まさか、最初に川で浮かんでたのも自殺だなんて言わないよね?
「姉さん、違うんじゃ。」
違う…?
「違うって…何が?
意味解んないよセーラ、自殺なんて…!!!!」
「姉さんが怒るのもよく解る。
人にとって自殺とは、これからあるかも知れない、得られたかも知れない幸福や思い出を、今や過去に囚われて捨ててしまうことじゃ。
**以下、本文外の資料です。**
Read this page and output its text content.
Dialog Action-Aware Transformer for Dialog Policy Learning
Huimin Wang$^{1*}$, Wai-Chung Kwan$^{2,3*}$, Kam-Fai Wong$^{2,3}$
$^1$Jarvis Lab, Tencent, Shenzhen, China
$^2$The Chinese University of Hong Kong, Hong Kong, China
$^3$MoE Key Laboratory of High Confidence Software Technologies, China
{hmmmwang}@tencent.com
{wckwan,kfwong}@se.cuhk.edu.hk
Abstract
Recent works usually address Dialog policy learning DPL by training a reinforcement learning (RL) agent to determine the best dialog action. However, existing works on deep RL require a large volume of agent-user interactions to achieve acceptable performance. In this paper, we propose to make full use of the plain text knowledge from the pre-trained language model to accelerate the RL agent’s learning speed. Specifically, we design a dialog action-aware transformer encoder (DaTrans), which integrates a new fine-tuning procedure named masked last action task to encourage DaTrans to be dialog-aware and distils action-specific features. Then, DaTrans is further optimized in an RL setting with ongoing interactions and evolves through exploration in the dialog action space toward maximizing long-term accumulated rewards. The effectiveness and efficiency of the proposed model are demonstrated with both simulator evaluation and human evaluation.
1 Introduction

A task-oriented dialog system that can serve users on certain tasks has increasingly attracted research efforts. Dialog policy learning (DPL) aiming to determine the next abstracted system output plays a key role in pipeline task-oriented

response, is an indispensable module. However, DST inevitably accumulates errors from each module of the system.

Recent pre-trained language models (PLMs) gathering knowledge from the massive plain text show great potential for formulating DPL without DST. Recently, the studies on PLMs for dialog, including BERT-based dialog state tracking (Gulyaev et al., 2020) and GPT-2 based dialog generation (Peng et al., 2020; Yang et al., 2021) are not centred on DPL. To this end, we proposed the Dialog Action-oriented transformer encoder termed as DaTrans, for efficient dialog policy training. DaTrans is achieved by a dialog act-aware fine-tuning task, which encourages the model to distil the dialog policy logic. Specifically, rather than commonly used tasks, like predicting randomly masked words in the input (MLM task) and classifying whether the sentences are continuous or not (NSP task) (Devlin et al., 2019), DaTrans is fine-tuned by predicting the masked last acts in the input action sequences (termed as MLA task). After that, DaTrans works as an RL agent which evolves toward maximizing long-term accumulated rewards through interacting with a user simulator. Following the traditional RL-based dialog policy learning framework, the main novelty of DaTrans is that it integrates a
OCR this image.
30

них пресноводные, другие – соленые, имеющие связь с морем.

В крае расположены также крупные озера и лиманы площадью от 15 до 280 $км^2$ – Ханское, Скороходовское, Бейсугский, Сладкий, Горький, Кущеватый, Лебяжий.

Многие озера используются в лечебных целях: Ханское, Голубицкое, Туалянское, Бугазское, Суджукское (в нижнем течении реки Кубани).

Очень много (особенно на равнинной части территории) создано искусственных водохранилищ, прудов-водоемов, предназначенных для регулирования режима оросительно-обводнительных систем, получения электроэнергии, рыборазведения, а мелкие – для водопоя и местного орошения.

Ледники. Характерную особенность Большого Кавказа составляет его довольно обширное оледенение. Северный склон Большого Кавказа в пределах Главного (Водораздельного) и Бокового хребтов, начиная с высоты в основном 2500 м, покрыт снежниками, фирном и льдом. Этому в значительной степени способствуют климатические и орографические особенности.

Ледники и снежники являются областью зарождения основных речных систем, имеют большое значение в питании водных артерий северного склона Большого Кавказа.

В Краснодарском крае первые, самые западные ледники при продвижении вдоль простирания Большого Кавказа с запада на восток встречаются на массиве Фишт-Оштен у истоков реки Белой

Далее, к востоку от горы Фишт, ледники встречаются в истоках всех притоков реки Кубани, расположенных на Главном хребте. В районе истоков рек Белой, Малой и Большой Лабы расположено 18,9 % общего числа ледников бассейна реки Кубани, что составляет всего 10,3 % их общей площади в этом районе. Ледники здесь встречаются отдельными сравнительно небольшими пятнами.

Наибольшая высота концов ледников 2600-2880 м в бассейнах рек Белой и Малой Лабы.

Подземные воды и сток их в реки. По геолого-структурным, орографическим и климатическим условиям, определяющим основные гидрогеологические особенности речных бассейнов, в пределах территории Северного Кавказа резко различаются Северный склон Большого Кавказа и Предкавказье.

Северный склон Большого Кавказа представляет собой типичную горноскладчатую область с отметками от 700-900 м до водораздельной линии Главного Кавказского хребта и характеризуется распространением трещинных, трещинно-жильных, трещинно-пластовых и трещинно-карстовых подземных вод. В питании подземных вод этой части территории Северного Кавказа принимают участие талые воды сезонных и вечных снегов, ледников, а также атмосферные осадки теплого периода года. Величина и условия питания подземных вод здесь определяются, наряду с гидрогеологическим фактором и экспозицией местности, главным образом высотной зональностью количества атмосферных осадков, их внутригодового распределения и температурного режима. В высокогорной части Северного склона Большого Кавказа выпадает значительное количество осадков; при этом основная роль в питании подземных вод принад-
一概に悪いこととは言えぬが、決して良いことでもない。」
そうでしょう?
私だってセーラと同じ考えよ。
解っているなら…解ってるなら、なんで?
「それは人限定…というか、生きているもの限定の話じゃ。
活きているもの。」
「活力に溢れていないものは違うってこと?
その人だって生きていればいくらでも可能性はー」
「そうでもないんじゃ」
セーラは自分の肩を握っている私の手を掴み、自分の胸へ誘導した。
慌てて手を離そうとしたけど、私は目を見開いて呆然とした。
「だから…、そうじゃな、死にたいと言うのも語弊があったな…。
じゃが、これ以外に言い方を知らぬ。」
そう微笑みながら言うセーラの体温はちゃんと暖かくて、セーラは自分の頭で考え行動できて、そして笑って泣いて怒る感情がある。
ただ、セーラからは心臓の音がしなかった。
「心臓が止まっているのではなく、初めから無いんじゃ。
他の臓器もすべて。
不自然じゃから形だけは創っておるが…すべて機能しておらん。
機能させることもできるが、それも妾にとっては無意味なことじゃ…。」
セーラがそう話している間、確かに一度心臓は動いた…けれど、また動かなくなった。
動いたときも、動かなくなったときも、セーラの様子に何ら変化はない。
「なんで…、どうして」
独り言のように呟いた。
言わずには居られなかった。
構造云々じゃなくて、何でセーラがそんな風に…他の誰か…誰がならなくたって良かっただろうし。
何でセーラがそうなってしまったのか。
そうなるように、選ばれてしまったのか…。
「そういう考え方はしたことがなかったのぉ…
妾が選ばれた…か。」
考えを完全に読み取られたような言動に、私はまたしても驚いた。
セーラは悪戯っ子の笑みを浮かべた
「選ばれた、という考え方はしたことがなかったが…。
御主のお陰で思い出したのじゃ…。
人は、妾をアーカーシャと呼ぶ。
妾は世界の記録者。
御主が思う、誰かが思う過去、未来、現在、すべては妾が記録している。
知っている。
キミがセーラだと思っている名、聖羅は私の愛する人が付けてくれた名前。
どうか、次に逢うときもその名で呼んで欲しい。
私の役目、使命、そして、聖羅の望みと願望。
それら全てはキミのお陰で出来た。
願わくば、この願望が世界に、活きとし活けるものすべてに、存在するもの全てに、そしてキミにとっても善いことであるように。」
本当に祈るように、彼女は瞳を閉じた。
「それが御主の妹じゃ。姉さん。」
目を開いてそう笑った聖羅はいつもの悪戯っ子の幼女に戻っていた。
藍蛇が聖羅に対して当たりが強かったのは
彼女がアカシャであることを知っていたからです。
全てを知っていながら、物事を良い方に運ぼうとしない…
自分達を見捨てた神…とラムセスは聖羅の事をちょっと憎んでます。
感情としては、母親に対しての反抗期に近いですかね。